Ela estacionou em um lugar proibido, perto da Agência Grahame Coats, e os dois entraram no prédio juntos.
Rosie estava deitada ao sol, perto da piscina, no deque de popa de um navio de cruzeiro coreano, com uma revista sobre a cabeça e sua mãe ao lado, tentando lembrar por que diabos tinha pensado que tirar férias com a mãe fosse uma boa idéia. O navio se chamava Sunny Archipelago (“Arquipélago Ensolarado”) até que um ataque de gripe estomacal tomasse conta do navio e chegasse ao noticiário internacional. Uma tentativa mal pensada de renomeá-lo sem mudar as iniciais, feita pelo capitão, que não falava inglês tão bem quanto imaginava, deixou o navio com o adorável nome de Squeak Attack (“O Ataque dos Ratos”).
Não havia jornais ingleses no navio, e Rosie não sentia nenhuma falta deles. Mas sentia falta de todo o resto. Em sua mente, fazer um cruzeiro era como passar por um purgatório flutuante, tolerável apenas pelas ilhas que visitavam diariamente, ou quase. Os outros passageiros desciam e faziam compras, ou então praticavam “parasail”, ou então enchiam a cara de rum ao fazer visitas turísticas a navios piratas.

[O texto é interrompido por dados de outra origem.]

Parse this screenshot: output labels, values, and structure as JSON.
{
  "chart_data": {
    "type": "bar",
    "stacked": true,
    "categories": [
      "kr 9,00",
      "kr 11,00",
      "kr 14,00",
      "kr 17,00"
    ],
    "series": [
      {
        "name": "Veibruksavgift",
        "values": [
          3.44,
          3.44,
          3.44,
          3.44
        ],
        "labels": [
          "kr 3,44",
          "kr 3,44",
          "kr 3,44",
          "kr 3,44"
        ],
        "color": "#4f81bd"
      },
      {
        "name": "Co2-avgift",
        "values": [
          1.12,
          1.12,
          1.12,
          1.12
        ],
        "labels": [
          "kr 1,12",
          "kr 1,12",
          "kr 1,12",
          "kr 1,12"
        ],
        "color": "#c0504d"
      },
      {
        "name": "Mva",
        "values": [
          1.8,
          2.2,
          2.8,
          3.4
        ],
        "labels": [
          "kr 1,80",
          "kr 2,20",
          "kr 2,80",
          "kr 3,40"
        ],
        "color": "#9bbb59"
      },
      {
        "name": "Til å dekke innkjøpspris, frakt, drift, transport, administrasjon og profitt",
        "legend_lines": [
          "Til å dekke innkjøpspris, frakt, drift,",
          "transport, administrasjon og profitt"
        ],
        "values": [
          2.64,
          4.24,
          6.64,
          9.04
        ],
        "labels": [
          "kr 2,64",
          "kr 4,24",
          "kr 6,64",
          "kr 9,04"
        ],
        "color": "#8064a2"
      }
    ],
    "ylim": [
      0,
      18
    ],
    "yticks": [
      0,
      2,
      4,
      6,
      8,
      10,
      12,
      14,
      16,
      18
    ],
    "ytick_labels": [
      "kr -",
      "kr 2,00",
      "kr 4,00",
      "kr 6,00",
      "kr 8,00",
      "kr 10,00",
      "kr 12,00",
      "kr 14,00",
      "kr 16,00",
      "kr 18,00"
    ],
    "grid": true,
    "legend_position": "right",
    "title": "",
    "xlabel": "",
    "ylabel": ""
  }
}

Rosie, por sua vez, gostava de andar e conversar com as pessoas.
Ela via pessoas com problemas, pessoas que pareciam famintas, miseráveis, e queria ajudar. Tudo parecia solucionável para Rosie. Bastava alguém para resolver a situação.

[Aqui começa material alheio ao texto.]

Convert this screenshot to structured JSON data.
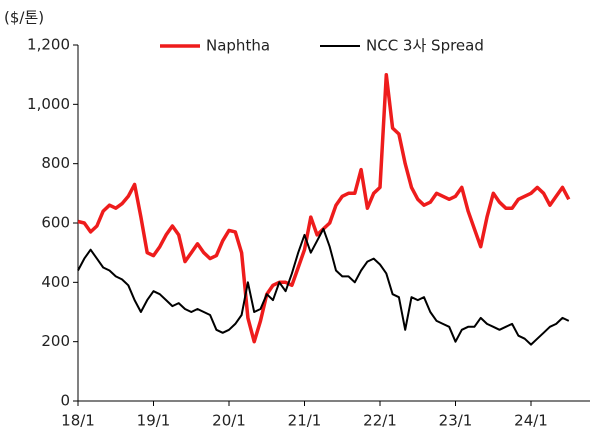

Maeve Livingstone esperava que a morte fosse um monte de coisas diferentes, mas irritante nunca passara por sua cabeça. E ela estava irritada, cansada de andarem através dela, cansada de ser ignorada e, acima de tudo, cansada de não conseguir sair do prédio de escritórios em Aldwych.
— Quer dizer, se eu preciso assombrar um lugar — dizia à recepcionista —, por que não posso assombrar Somerset House, subindo a rua? Um prédio bonito, uma vista maravilhosa do Tâmisa, traços arquitetônicos dignos de nota. Há uns restaurantezinhos ótimos também. Mesmo que a gente não precise mais comer, seria legal ficar observando as pessoas.
Annie, a recepcionista, cujo trabalho desde o desaparecimento de Grahame Coats se resumia a atender ao telefone com voz entediada e dizer “Infelizmente não sei informar” para praticamente todas as perguntas que lhe faziam e que, quando não desempenhava esse trabalho, ligava para as amigas para falar sobre o mistério, com sussurros animados, não respondeu ao que Maeve lhe dizia, assim como não respondera a nada que ela lhe dissera antes.
A monotonia foi quebrada pela chegada de Fat Charlie Nancy, acompanhado de uma policial.